Although their respective fans have forgiven both internet personalities for their transgressions, these sympathies are largely concentrated in a small group of individuals. Well, at least they were. 

Clavicular met Woah Vicky during his Mog World Order Subathon Stream, and, according to fans, they seemed to hit it off. Clav was seen stealing longing looks at Vicky, smiling more and even complimenting her in ways he had never done with his other female guests. 

Initially, fans assumed that these little personality changes were being done for views and disregarded the pair's apparent chemistry. However, when they heard rumors that Clav had sent Vicky flowers with an alleged romantic note, the internet responded in an uproar. Before the week ended, multiple edits had been made, fanfics had been written in comment sections and think-pieces had been made on TikTok. 

I was, quite frankly, shocked by how much media attention these two were getting, especially that it was almost entirely positive. Clavicular had never graced my screen before this livescreen, but now his face was plastered permanently on my For You Page, and I even found myself entertaining the possibility that Woah Vicky had changed him for the better, asking myself: Is love redemption? 
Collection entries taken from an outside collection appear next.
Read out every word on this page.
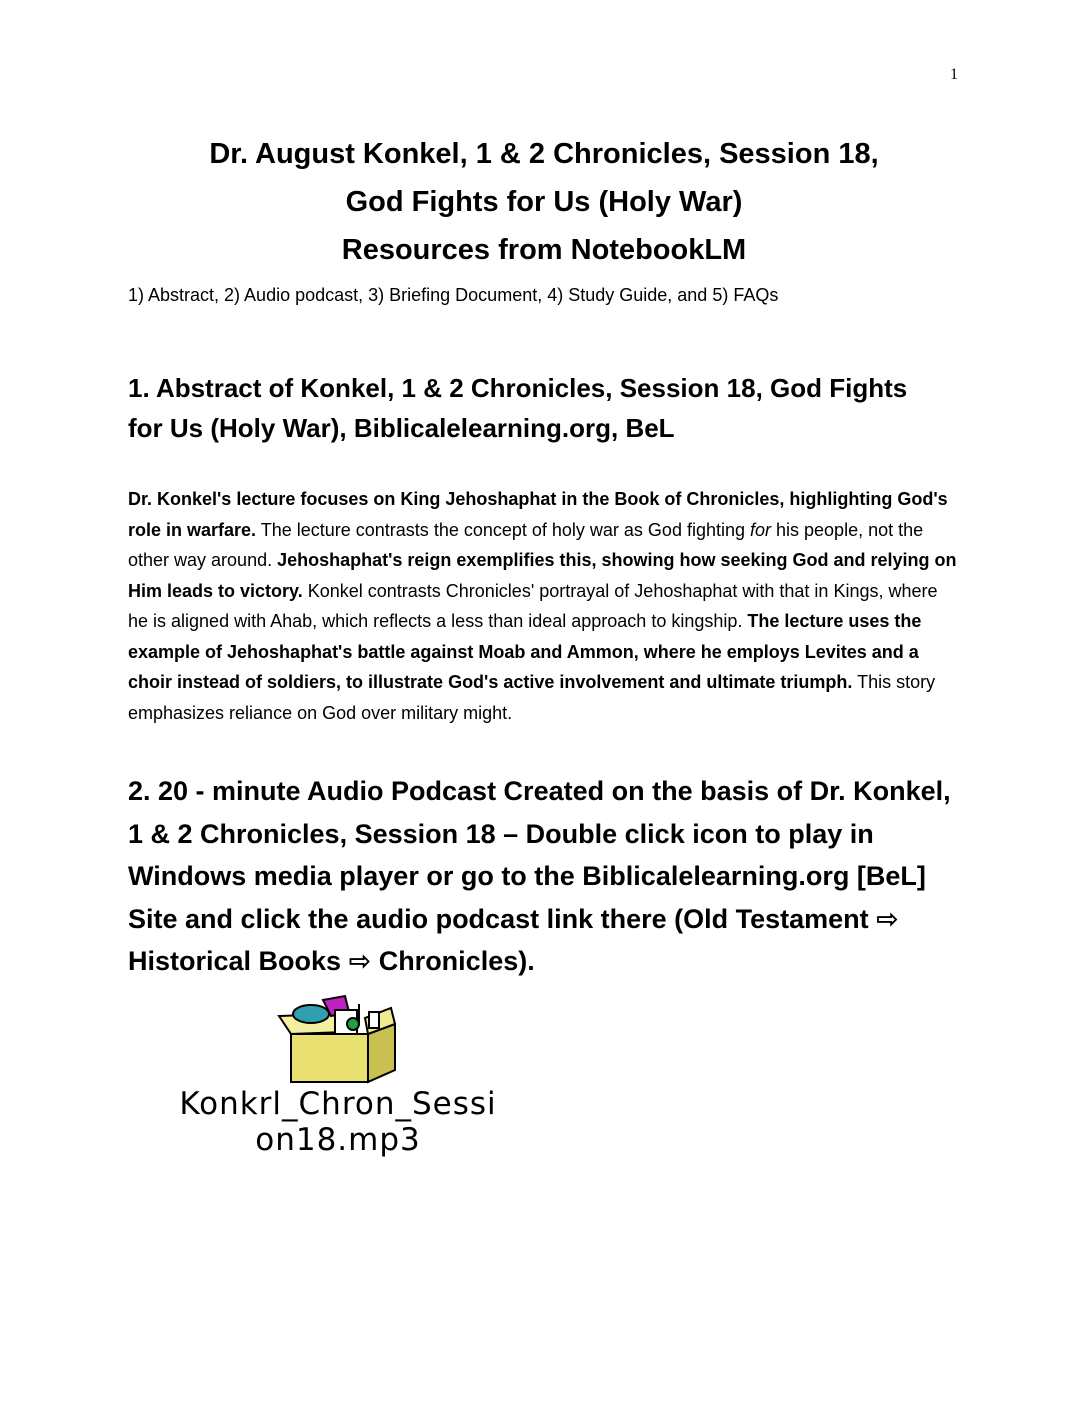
1
Dr. August Konkel, 1 & 2 Chronicles, Session 18,
God Fights for Us (Holy War)
Resources from NotebookLM
1) Abstract, 2) Audio podcast, 3) Briefing Document, 4) Study Guide, and 5) FAQs
1. Abstract of Konkel, 1 & 2 Chronicles, Session 18, God Fights
for Us (Holy War), Biblicalelearning.org, BeL
Dr. Konkel's lecture focuses on King Jehoshaphat in the Book of Chronicles, highlighting God's role in warfare. The lecture contrasts the concept of holy war as God fighting for his people, not the other way around. Jehoshaphat's reign exemplifies this, showing how seeking God and relying on Him leads to victory. Konkel contrasts Chronicles' portrayal of Jehoshaphat with that in Kings, where he is aligned with Ahab, which reflects a less than ideal approach to kingship. The lecture uses the example of Jehoshaphat's battle against Moab and Ammon, where he employs Levites and a choir instead of soldiers, to illustrate God's active involvement and ultimate triumph. This story emphasizes reliance on God over military might.
2. 20 - minute Audio Podcast Created on the basis of Dr. Konkel, 1 & 2 Chronicles, Session 18 – Double click icon to play in Windows media player or go to the Biblicalelearning.org [BeL] Site and click the audio podcast link there (Old Testament ⇨ Historical Books ⇨ Chronicles).
Konkrl_Chron_Sessi
on18.mp3
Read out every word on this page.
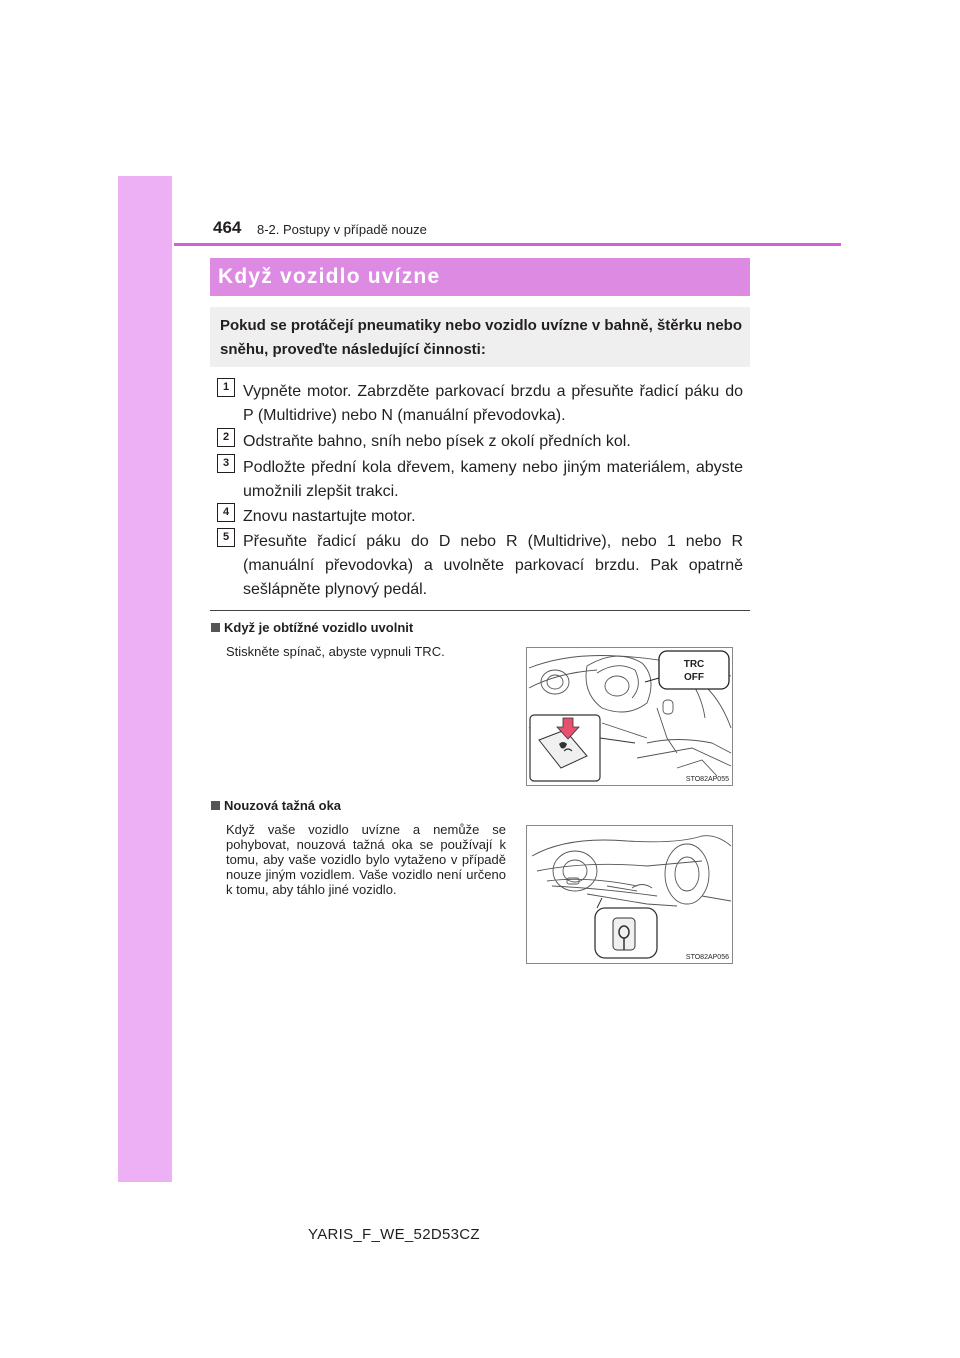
464 8-2. Postupy v případě nouze
Když vozidlo uvízne
Pokud se protáčejí pneumatiky nebo vozidlo uvízne v bahně, štěrku nebo sněhu, proveďte následující činnosti:
1 Vypněte motor. Zabrzděte parkovací brzdu a přesuňte řadicí páku do P (Multidrive) nebo N (manuální převodovka).
2 Odstraňte bahno, sníh nebo písek z okolí předních kol.
3 Podložte přední kola dřevem, kameny nebo jiným materiálem, abyste umožnili zlepšit trakci.
4 Znovu nastartujte motor.
5 Přesuňte řadicí páku do D nebo R (Multidrive), nebo 1 nebo R (manuální převodovka) a uvolněte parkovací brzdu. Pak opatrně sešlápněte plynový pedál.
Když je obtížné vozidlo uvolnit
Stiskněte spínač, abyste vypnuli TRC.
TRC
OFF
STO82AP055
Nouzová tažná oka
Když vaše vozidlo uvízne a nemůže se pohybovat, nouzová tažná oka se používají k tomu, aby vaše vozidlo bylo vytaženo v případě nouze jiným vozidlem. Vaše vozidlo není určeno k tomu, aby táhlo jiné vozidlo.
STO82AP056
YARIS_F_WE_52D53CZ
It isn’t unheard of for fans to disregard the terrible actions of a character for the sake of shipping them with someone else. After all, one of the most prolific ships in Harry Potter was between Draco Malfoy — a character defined by his cruelty and prejudice — and Harry Potter — the main victim of Draco’s transgressions. Fans are attracted to the possibility that someone deeply flawed could be softened and changed through a true connection with the ‘right’ person, so the trope of ‘love alleviating all’ is not new when it comes to fictional characters. However, it is practically unheard of when it comes to people in real life. Because Woah Vicky and Clavicular aren’t characters with controlled arcs where the possibility of redemption is almost always possible, it is dangerous to project those expectations onto them. Doing so relegates their awful past actions to ‘lore’ instrumental to their character development, essentially stripping those actions of their real-world consequences. 

Additionally, this trope’s application to real people would not apply to people of color. Black and Brown influencers aren’t afforded the same grace when it comes to bad behavior, as even the possibility of being ‘cringe’ could excommunicate them from the world of internet fame. We see this in TikTok personality Fannita’s push into obscurity in 2023 after she dared to alter her body as a Black woman and be ‘rude’ on the internet. I didn’t see anyone making ship edits of her with her then-boyfriend.

Woah Vicky has said racial slurs multiple times and continues to lie about her race. Clavicular is ruining a generation of teenage boys with his terrible looksmaxxing advice and promotion of addiction and eating-disorder culture. Yet they are both awarded the space to grow into better versions of themselves and use their supposed love for each other to speed up the process. This doesn’t work in real life; the ability to be emotionally intimate with another person is not equivalent to self-redemption, and it definitely isn’t proof of it. 

So while the internet might want to believe in a redemption arc powered by chemistry alone, reality is a lot less forgiving and less narratively convenient. But hey, if you still want to write that Clav x Vicky fanfiction, you are free to do so, just send it to me afterward.